From time to time, we all face the same problem - data analysis. How to find useful information in a shapeless mass of data. This is quite a typical problem, when we face retrofit from spreadsheet-like data storage.
Source: https://www.solidswiki.com/index.php?title=Sieving
Importing into relational database is quite easy, but then data quality and queryability is usually very low.
I have faced the exact same problem recently. In my case it was analyzing feedback responses. Essentially, there was substantial quantity (50k
) of entries that was mainly plain text.
Look into your data
My first step was to look into data itself, just a brief look around to gather as much knowledge as possible about the nature of data I was going to work with. Quality, typical typos, data types, points of interests - anything that would be advantageous during further phases of work.
During this phase I have found a few interesting facts:
- entries were written without any spell-check,
- data structure was tree-like rather than table-like,
- data was contextually redundant, but plain text analysis would not show it.
This was really great, to start with a naked-eye analysis. Human pattern recognition software is quite fast to spot those things.
Importing data
As usual, I had limited time for this exercise. My idea was to use text data mining as a set of techniques for data processing and data modeling.
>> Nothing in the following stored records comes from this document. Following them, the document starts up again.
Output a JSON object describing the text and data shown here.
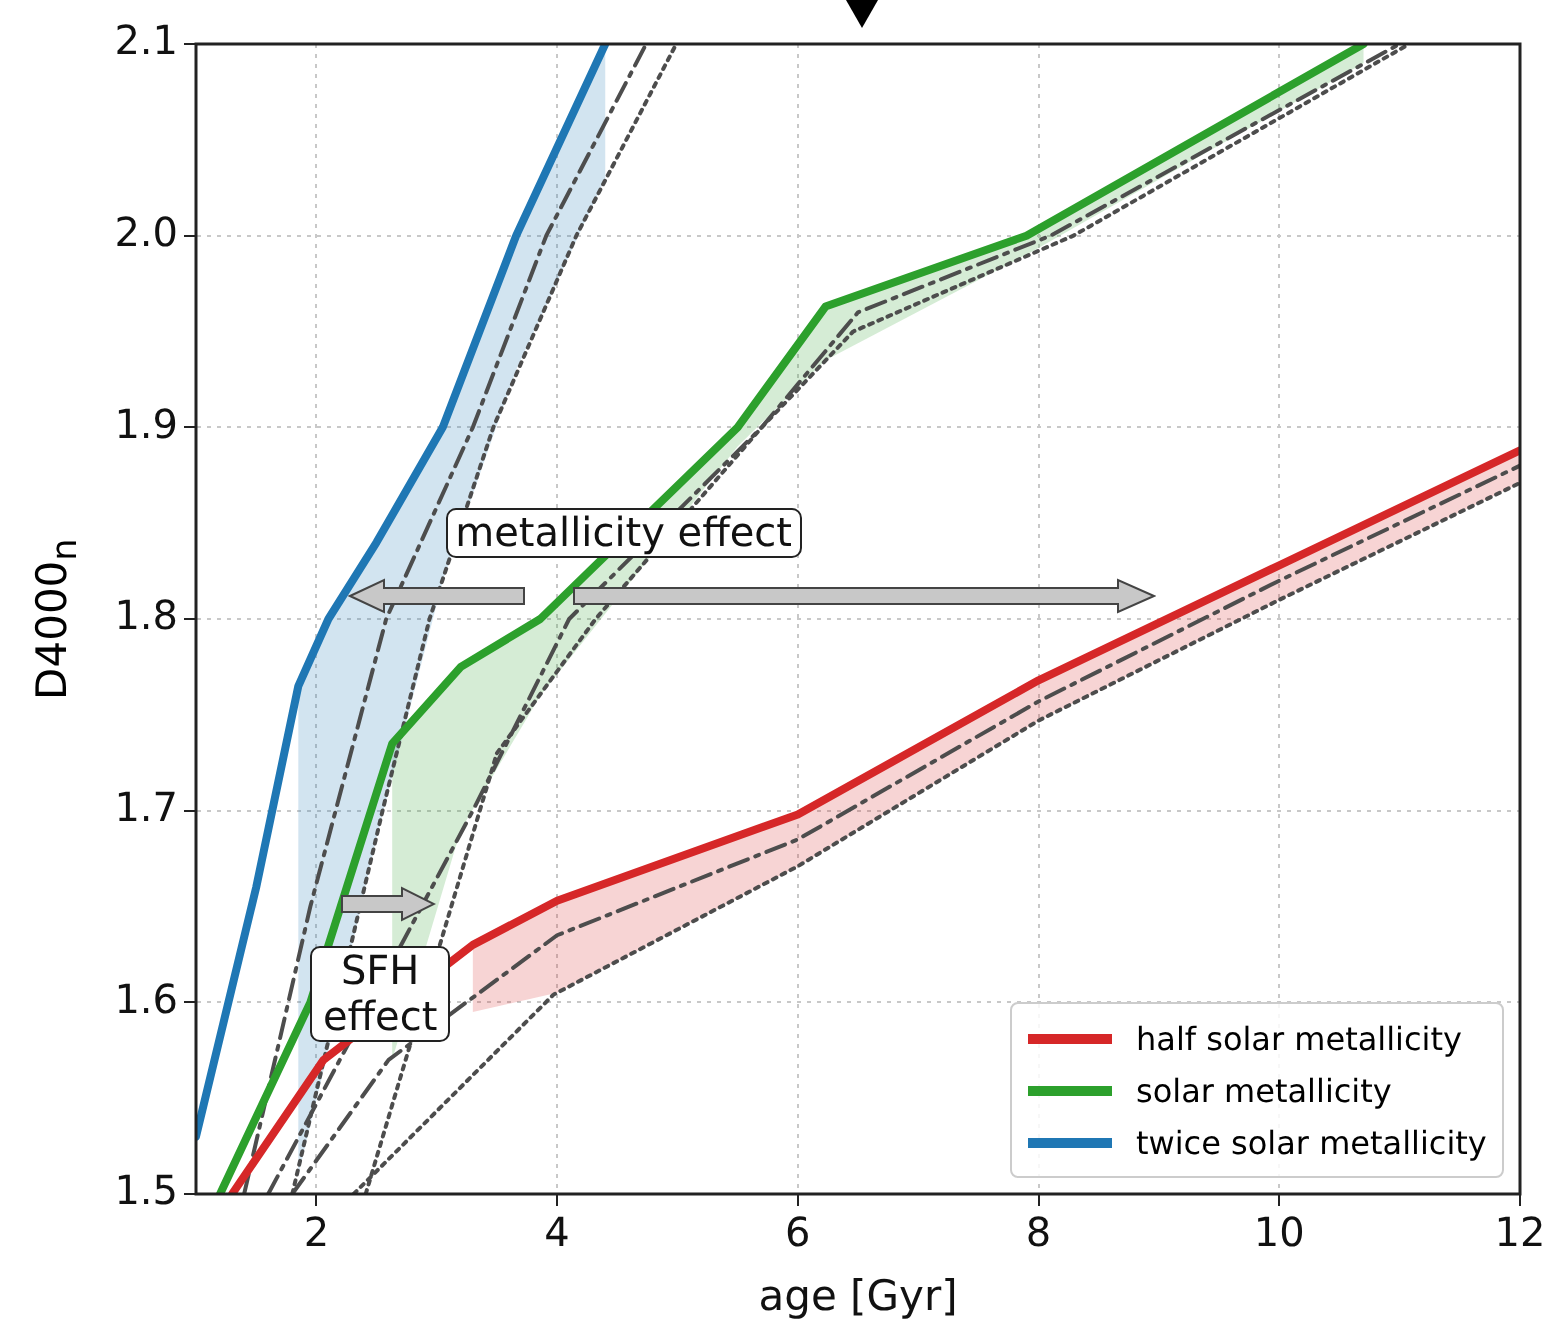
{
  "chart_data": {
    "type": "line",
    "xlabel": "age [Gyr]",
    "ylabel": "D4000$_{n}$",
    "xlim": [
      1,
      12
    ],
    "xticks": [
      2,
      4,
      6,
      8,
      10,
      12
    ],
    "ylim": [
      1.5,
      2.1
    ],
    "yticks": [
      1.5,
      1.6,
      1.7,
      1.8,
      1.9,
      {
        "value": 2.0,
        "label": "2.0"
      },
      2.1
    ],
    "grid": true,
    "legend": "bottom right",
    "marker": "none",
    "annotations": [
      {
        "text": "metallicity effect",
        "x": 4.55,
        "y": 1.845
      },
      {
        "text": "SFH effect",
        "x": 2.53,
        "y": 1.604
      }
    ],
    "series": [
      {
        "name": "half solar metallicity",
        "color": "#d62728",
        "line_style": "solid",
        "x": [
          1.3,
          2.06,
          3.3,
          4,
          6,
          8,
          10,
          12
        ],
        "values": [
          1.5,
          1.57,
          1.63,
          1.653,
          1.698,
          1.768,
          1.828,
          1.888
        ],
        "lower": [
          null,
          null,
          1.595,
          1.605,
          1.671,
          1.747,
          1.81,
          1.871
        ],
        "upper": [
          null,
          null,
          1.63,
          1.653,
          1.698,
          1.768,
          1.828,
          1.888
        ]
      },
      {
        "name": "solar metallicity",
        "color": "#2ca02c",
        "line_style": "solid",
        "x": [
          1.2,
          1.95,
          2.63,
          3.2,
          3.86,
          5.5,
          6.23,
          7.9,
          10.7
        ],
        "values": [
          1.5,
          1.6,
          1.735,
          1.775,
          1.8,
          1.9,
          1.963,
          2.0,
          2.1
        ],
        "lower": [
          null,
          null,
          1.57,
          1.69,
          1.76,
          1.89,
          1.935,
          1.99,
          2.09
        ],
        "upper": [
          null,
          null,
          1.735,
          1.775,
          1.8,
          1.9,
          1.963,
          2.0,
          2.1
        ]
      },
      {
        "name": "twice solar metallicity",
        "color": "#1f77b4",
        "line_style": "solid",
        "x": [
          1.0,
          1.5,
          1.85,
          2.1,
          2.5,
          3.05,
          3.66,
          4.4
        ],
        "values": [
          1.53,
          1.66,
          1.765,
          1.8,
          1.84,
          1.9,
          2.0,
          2.1
        ],
        "lower": [
          null,
          null,
          1.51,
          1.575,
          1.686,
          1.82,
          1.93,
          2.03
        ],
        "upper": [
          null,
          null,
          1.765,
          1.8,
          1.84,
          1.9,
          2.0,
          2.1
        ]
      },
      {
        "color": "#4d4d4d",
        "line_style": "dashed",
        "x": [
          1.8,
          2.6,
          4,
          6,
          8,
          10,
          12
        ],
        "values": [
          1.5,
          1.57,
          1.635,
          1.685,
          1.757,
          1.82,
          1.88
        ]
      },
      {
        "color": "#4d4d4d",
        "line_style": "dotted",
        "x": [
          2.31,
          3.97,
          6,
          8,
          10,
          12
        ],
        "values": [
          1.5,
          1.604,
          1.671,
          1.747,
          1.81,
          1.871
        ]
      },
      {
        "color": "#4d4d4d",
        "line_style": "dashed",
        "x": [
          1.6,
          3.3,
          4.1,
          5.7,
          6.5,
          8.1,
          11.0
        ],
        "values": [
          1.5,
          1.7,
          1.8,
          1.9,
          1.96,
          2.0,
          2.1
        ]
      },
      {
        "color": "#4d4d4d",
        "line_style": "dotted",
        "x": [
          2.41,
          3.5,
          4.32,
          5.7,
          6.46,
          8.29,
          11.08
        ],
        "values": [
          1.5,
          1.73,
          1.8,
          1.9,
          1.95,
          2.0,
          2.1
        ]
      },
      {
        "color": "#4d4d4d",
        "line_style": "dashed",
        "x": [
          1.4,
          1.95,
          2.58,
          3.3,
          3.91,
          4.74
        ],
        "values": [
          1.5,
          1.65,
          1.8,
          1.9,
          2.0,
          2.1
        ]
      },
      {
        "color": "#4d4d4d",
        "line_style": "dotted",
        "x": [
          1.8,
          2.55,
          2.94,
          3.47,
          4.16,
          4.99
        ],
        "values": [
          1.5,
          1.7,
          1.8,
          1.9,
          2.0,
          2.1
        ]
      }
    ]
  }
}
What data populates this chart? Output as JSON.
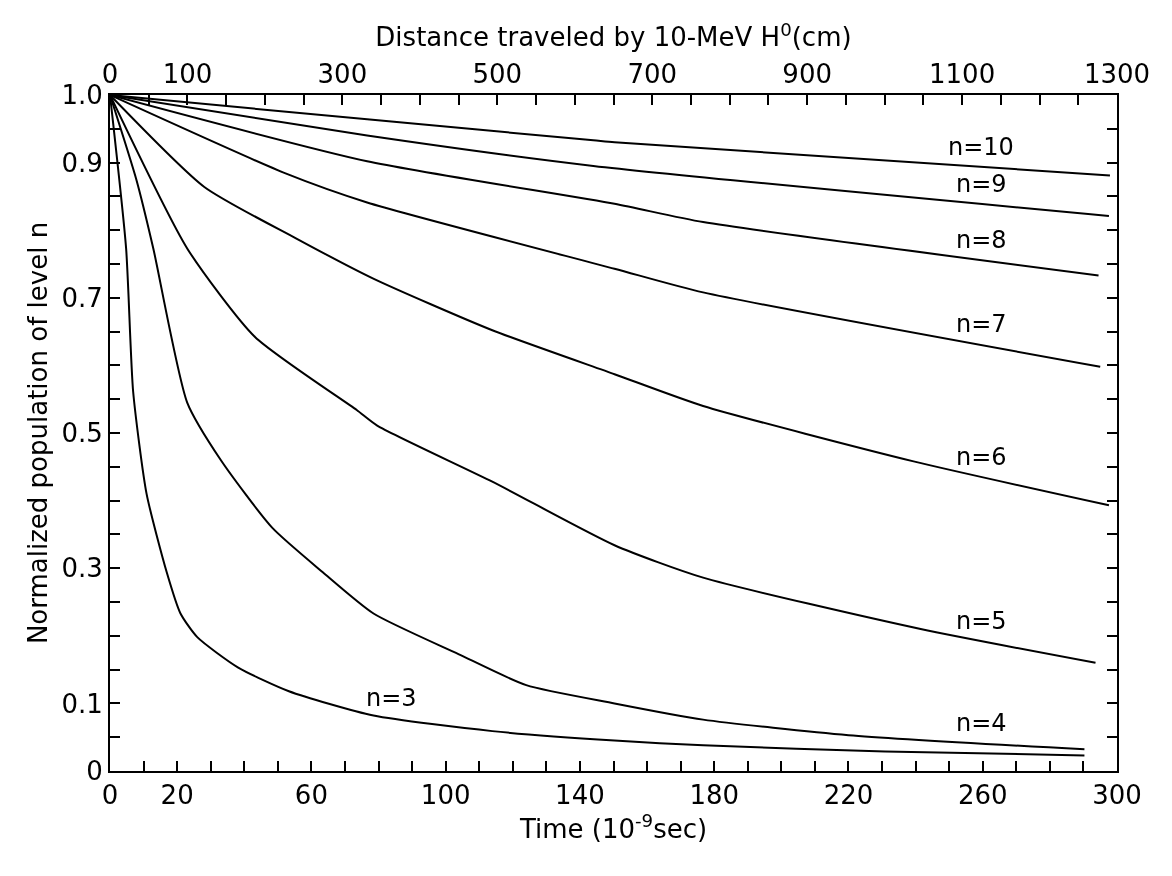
{
  "chart_data": {
    "type": "line",
    "xlabel": "Time (10$^{-9}$sec)",
    "x2label": "Distance traveled by 10-MeV H$^{0}$(cm)",
    "ylabel": "Normalized population of level n",
    "xlim": [
      0,
      300
    ],
    "xticks": [
      0,
      {
        "value": 10,
        "label": null
      },
      20,
      {
        "value": 30,
        "label": null
      },
      {
        "value": 40,
        "label": null
      },
      {
        "value": 50,
        "label": null
      },
      60,
      {
        "value": 70,
        "label": null
      },
      {
        "value": 80,
        "label": null
      },
      {
        "value": 90,
        "label": null
      },
      100,
      {
        "value": 110,
        "label": null
      },
      {
        "value": 120,
        "label": null
      },
      {
        "value": 130,
        "label": null
      },
      140,
      {
        "value": 150,
        "label": null
      },
      {
        "value": 160,
        "label": null
      },
      {
        "value": 170,
        "label": null
      },
      180,
      {
        "value": 190,
        "label": null
      },
      {
        "value": 200,
        "label": null
      },
      {
        "value": 210,
        "label": null
      },
      220,
      {
        "value": 230,
        "label": null
      },
      {
        "value": 240,
        "label": null
      },
      {
        "value": 250,
        "label": null
      },
      260,
      {
        "value": 270,
        "label": null
      },
      {
        "value": 280,
        "label": null
      },
      {
        "value": 290,
        "label": null
      },
      300
    ],
    "x2lim": [
      0,
      1300
    ],
    "x2ticks": [
      0,
      {
        "value": 50,
        "label": null
      },
      100,
      {
        "value": 150,
        "label": null
      },
      {
        "value": 200,
        "label": null
      },
      {
        "value": 250,
        "label": null
      },
      300,
      {
        "value": 350,
        "label": null
      },
      {
        "value": 400,
        "label": null
      },
      {
        "value": 450,
        "label": null
      },
      500,
      {
        "value": 550,
        "label": null
      },
      {
        "value": 600,
        "label": null
      },
      {
        "value": 650,
        "label": null
      },
      700,
      {
        "value": 750,
        "label": null
      },
      {
        "value": 800,
        "label": null
      },
      {
        "value": 850,
        "label": null
      },
      900,
      {
        "value": 950,
        "label": null
      },
      {
        "value": 1000,
        "label": null
      },
      {
        "value": 1050,
        "label": null
      },
      1100,
      {
        "value": 1150,
        "label": null
      },
      {
        "value": 1200,
        "label": null
      },
      {
        "value": 1250,
        "label": null
      },
      1300
    ],
    "ylim": [
      0,
      1
    ],
    "yticks": [
      0,
      {
        "value": 0.05,
        "label": null
      },
      0.1,
      {
        "value": 0.15,
        "label": null
      },
      {
        "value": 0.2,
        "label": null
      },
      {
        "value": 0.25,
        "label": null
      },
      0.3,
      {
        "value": 0.35,
        "label": null
      },
      {
        "value": 0.4,
        "label": null
      },
      {
        "value": 0.45,
        "label": null
      },
      0.5,
      {
        "value": 0.55,
        "label": null
      },
      {
        "value": 0.6,
        "label": null
      },
      {
        "value": 0.65,
        "label": null
      },
      0.7,
      {
        "value": 0.75,
        "label": null
      },
      {
        "value": 0.8,
        "label": null
      },
      {
        "value": 0.85,
        "label": null
      },
      0.9,
      {
        "value": 0.95,
        "label": null
      },
      {
        "value": 1,
        "label": "1.0"
      }
    ],
    "legend": false,
    "marker": "none",
    "line_style": "solid",
    "series": [
      {
        "name": "n=10",
        "color": "#000000",
        "x": [
          0,
          76.6,
          144,
          150.3,
          297.9
        ],
        "values": [
          1,
          0.964,
          0.933,
          0.93,
          0.881
        ]
      },
      {
        "name": "n=9",
        "color": "#000000",
        "x": [
          0,
          76.6,
          144,
          297.6
        ],
        "values": [
          1,
          0.94,
          0.895,
          0.821
        ]
      },
      {
        "name": "n=8",
        "color": "#000000",
        "x": [
          0,
          76.6,
          150.3,
          176.7,
          294.5
        ],
        "values": [
          1,
          0.902,
          0.839,
          0.812,
          0.733
        ]
      },
      {
        "name": "n=7",
        "color": "#000000",
        "x": [
          0,
          52.3,
          76.6,
          150.3,
          176.7,
          295
        ],
        "values": [
          1,
          0.884,
          0.841,
          0.743,
          0.708,
          0.598
        ]
      },
      {
        "name": "n=6",
        "color": "#000000",
        "x": [
          0,
          28.1,
          55.4,
          78.6,
          113.9,
          150.3,
          176.7,
          239.4,
          297.6
        ],
        "values": [
          1,
          0.864,
          0.788,
          0.728,
          0.652,
          0.587,
          0.54,
          0.458,
          0.393
        ]
      },
      {
        "name": "n=5",
        "color": "#000000",
        "x": [
          0,
          23,
          43.2,
          73.5,
          79.6,
          113.9,
          150.3,
          176.7,
          241.5,
          293.6
        ],
        "values": [
          1,
          0.773,
          0.642,
          0.534,
          0.511,
          0.428,
          0.334,
          0.286,
          0.21,
          0.16
        ]
      },
      {
        "name": "n=4",
        "color": "#000000",
        "x": [
          0,
          7.9,
          12.9,
          23,
          33,
          48.3,
          63.4,
          78.5,
          103.8,
          124,
          150.3,
          176.7,
          220,
          290.3
        ],
        "values": [
          1,
          0.874,
          0.773,
          0.545,
          0.46,
          0.36,
          0.294,
          0.233,
          0.173,
          0.127,
          0.1,
          0.076,
          0.053,
          0.032
        ]
      },
      {
        "name": "n=3",
        "color": "#000000",
        "x": [
          0,
          4.8,
          6.9,
          10.9,
          16.9,
          21,
          26,
          38.2,
          53.3,
          78.5,
          113.9,
          150.3,
          176.7,
          230.9,
          290.3
        ],
        "values": [
          1,
          0.773,
          0.561,
          0.41,
          0.294,
          0.233,
          0.198,
          0.153,
          0.118,
          0.082,
          0.059,
          0.045,
          0.038,
          0.029,
          0.023
        ]
      }
    ]
  }
}
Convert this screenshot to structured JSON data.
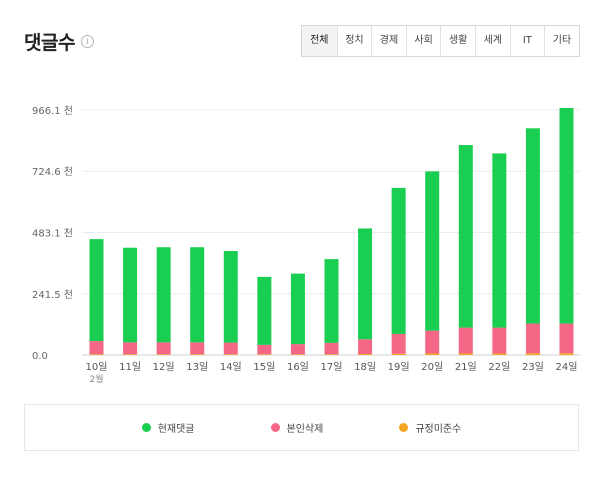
{
  "header": {
    "title": "댓글수",
    "info_icon": "info-circle-icon"
  },
  "tabs": [
    {
      "label": "전체",
      "active": true
    },
    {
      "label": "정치",
      "active": false
    },
    {
      "label": "경제",
      "active": false
    },
    {
      "label": "사회",
      "active": false
    },
    {
      "label": "생활",
      "active": false
    },
    {
      "label": "세계",
      "active": false
    },
    {
      "label": "IT",
      "active": false
    },
    {
      "label": "기타",
      "active": false
    }
  ],
  "chart_data": {
    "type": "bar",
    "stacked": true,
    "categories": [
      "10일",
      "11일",
      "12일",
      "13일",
      "14일",
      "15일",
      "16일",
      "17일",
      "18일",
      "19일",
      "20일",
      "21일",
      "22일",
      "23일",
      "24일"
    ],
    "category_sublabels": [
      "2월",
      "",
      "",
      "",
      "",
      "",
      "",
      "",
      "",
      "",
      "",
      "",
      "",
      "",
      ""
    ],
    "ylim": [
      0,
      966.1
    ],
    "yticks": [
      0.0,
      241.5,
      483.1,
      724.6,
      966.1
    ],
    "ytick_labels": [
      "0.0",
      "241.5 천",
      "483.1 천",
      "724.6 천",
      "966.1 천"
    ],
    "grid": true,
    "legend_position": "bottom",
    "series": [
      {
        "name": "규정미준수",
        "color": "#f5a623",
        "values": [
          3,
          3,
          3,
          3,
          3,
          3,
          3,
          3,
          4,
          5,
          6,
          6,
          6,
          7,
          7
        ]
      },
      {
        "name": "본인삭제",
        "color": "#f56787",
        "values": [
          52,
          47,
          47,
          47,
          46,
          37,
          40,
          45,
          58,
          78,
          90,
          102,
          102,
          117,
          117
        ]
      },
      {
        "name": "현재댓글",
        "color": "#19ce50",
        "values": [
          402,
          373,
          375,
          375,
          361,
          268,
          278,
          330,
          437,
          576,
          628,
          720,
          687,
          770,
          850
        ]
      }
    ]
  }
}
Due to data specificity (tree-likeliness) I have started with importing data to MongoDB using mongoimport
from CSV text file.
mongoimport -d misc-data -c <collenction-name> --type csv --file <filename.csv> --headerline
This gave me he ability to query data using find
function with some basic filters and projections, because not all data was interesting from my point of view.
db.getCollection('collection-name').find({<some filters here>},{ <some projection here>}).map( function(u) { return u["Some prop"]; } )
Next step was to clean up data entries. This was more like data exploration using node REPL
rather than carefully designed approach. But overall it came pretty nicely.
I have decided that, as the end result I need to have plain statistic data about usage of some keywords, based on a structural model.
Cleaning up the mess
I have started with each entry as a single entity ( with .reduce()
) and then applied regex
-es to remove urls, white spaces and other non-important parts.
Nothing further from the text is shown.